“Sure.” He walks over to a metal door in the middle of the room and opens it.
The lock appears to be even more complex than the one he set up for my library. It reveals even more computers. One is currently running a game.
“Do you play?”
“Huh?”
“The game? I’m farming credits to buy better armor.”
Do I look like a gamer? Payne dabbles occasionally, but I just never got the point of creating fake characters to shoot things when I do that in real life. “No.”
“It’s a good one. You should try it sometime.” He starts tapping on the keyboard, and in a few seconds, the screen fills with the picture of a dissected body.
“What is that?”
“The first cadaver Barb ever worked on. She keeps it as her screensaver to review and remember all she learned.”
Barb is messed up. Then again, what doctor that can cut people up isn’t a little twisted?
Screens flash by quicker than I can even process. Which is no small feat considering I’m a speed reader.
“There’s nothing here. In the last month, she researched medical papers, read medical journals, played solitaire, and talked to her friends about some weird medical stuff in an obscure medical forum. There’s nothing here, nothing at all.”
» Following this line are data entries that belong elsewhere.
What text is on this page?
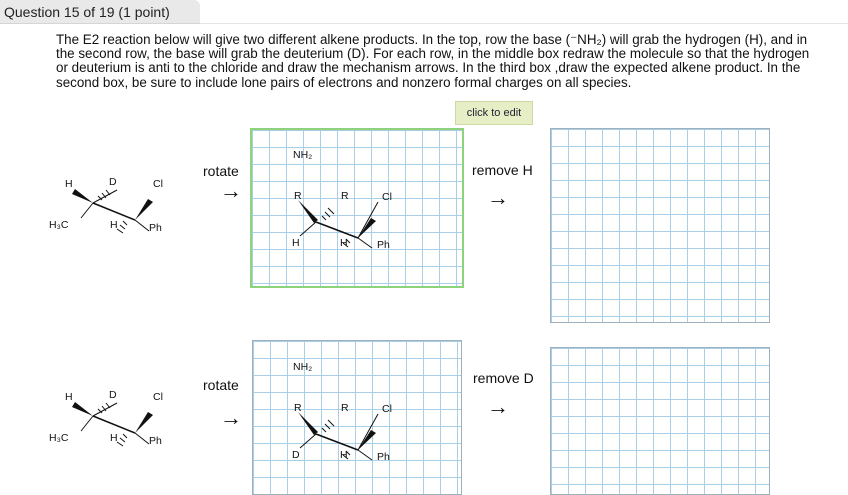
Question 15 of 19 (1 point)

The E2 reaction below will give two different alkene products. In the top, row the base (⁻NH₂) will grab the hydrogen (H), and in the second row, the base will grab the deuterium (D). For each row, in the middle box redraw the molecule so that the hydrogen or deuterium is anti to the chloride and draw the mechanism arrows. In the third box ,draw the expected alkene product. In the second box, be sure to include lone pairs of electrons and nonzero formal charges on all species.

click to edit
H	D	Cl
H₃C	H	Ph
rotate
→
NH₂
R	R	Cl
H	H	Ph
remove H
→
H	D	Cl
H₃C	H	Ph
rotate
→
NH₂
R	R	Cl
D	H	Ph
remove D
→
The only thing strange about that is that Barb has friends that she chats with. “It’s time to talk to Barb then.”
“Does she have to know about my part in it?”
I raise my eyebrow at him.
“Can you let me explain it?”
Like he won’t muck it up. “We’ll see. I need to call her and get her down here.”
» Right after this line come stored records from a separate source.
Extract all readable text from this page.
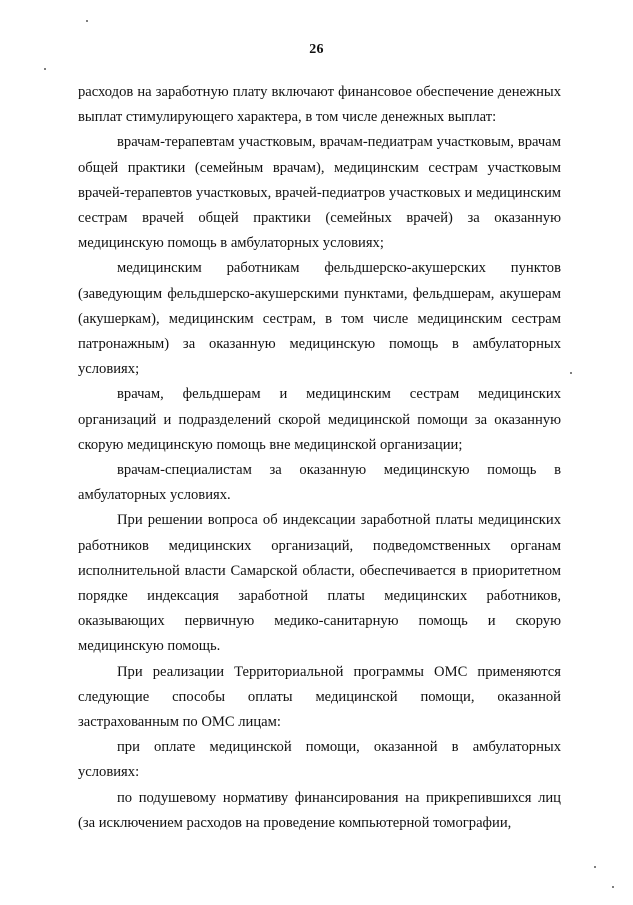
26

расходов на заработную плату включают финансовое обеспечение денежных выплат стимулирующего характера, в том числе денежных выплат:

врачам-терапевтам участковым, врачам-педиатрам участковым, врачам общей практики (семейным врачам), медицинским сестрам участковым врачей-терапевтов участковых, врачей-педиатров участковых и медицинским сестрам врачей общей практики (семейных врачей) за оказанную медицинскую помощь в амбулаторных условиях;

медицинским работникам фельдшерско-акушерских пунктов (заведующим фельдшерско-акушерскими пунктами, фельдшерам, акушерам (акушеркам), медицинским сестрам, в том числе медицинским сестрам патронажным) за оказанную медицинскую помощь в амбулаторных условиях;

врачам, фельдшерам и медицинским сестрам медицинских организаций и подразделений скорой медицинской помощи за оказанную скорую медицинскую помощь вне медицинской организации;

врачам-специалистам за оказанную медицинскую помощь в амбулаторных условиях.

При решении вопроса об индексации заработной платы медицинских работников медицинских организаций, подведомственных органам исполнительной власти Самарской области, обеспечивается в приоритетном порядке индексация заработной платы медицинских работников, оказывающих первичную медико-санитарную помощь и скорую медицинскую помощь.

При реализации Территориальной программы ОМС применяются следующие способы оплаты медицинской помощи, оказанной застрахованным по ОМС лицам:

при оплате медицинской помощи, оказанной в амбулаторных условиях:

по подушевому нормативу финансирования на прикрепившихся лиц (за исключением расходов на проведение компьютерной томографии,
“There’s no need. She’s in her storage room at the club.”
Of course, Shock knows exactly where she is. “Where is it safe to have this conversation with her?” I didn’t even think about repercussions when I came to chew out Shock.
“You can bring her here. I have my entire apartment protected.”
That’s convenient. I turn to walk out the door to get her and stop. “What happened to your apartment?”
“Barb likes things to be neat and tidy.”
“Why don’t you just ask her out already?”
Shock shrugs.
Lovesick fool.
Dahlia and I are going to move to some deserted island and never talk to people again. Seriously, all of them are driving me out of my mind this morning.
I knock on Barb’s storage room.
“Come in.”
She has such trust in my security. “Barb.”
“Hey, Vex.” Her brow wrinkles. “What’s going on?”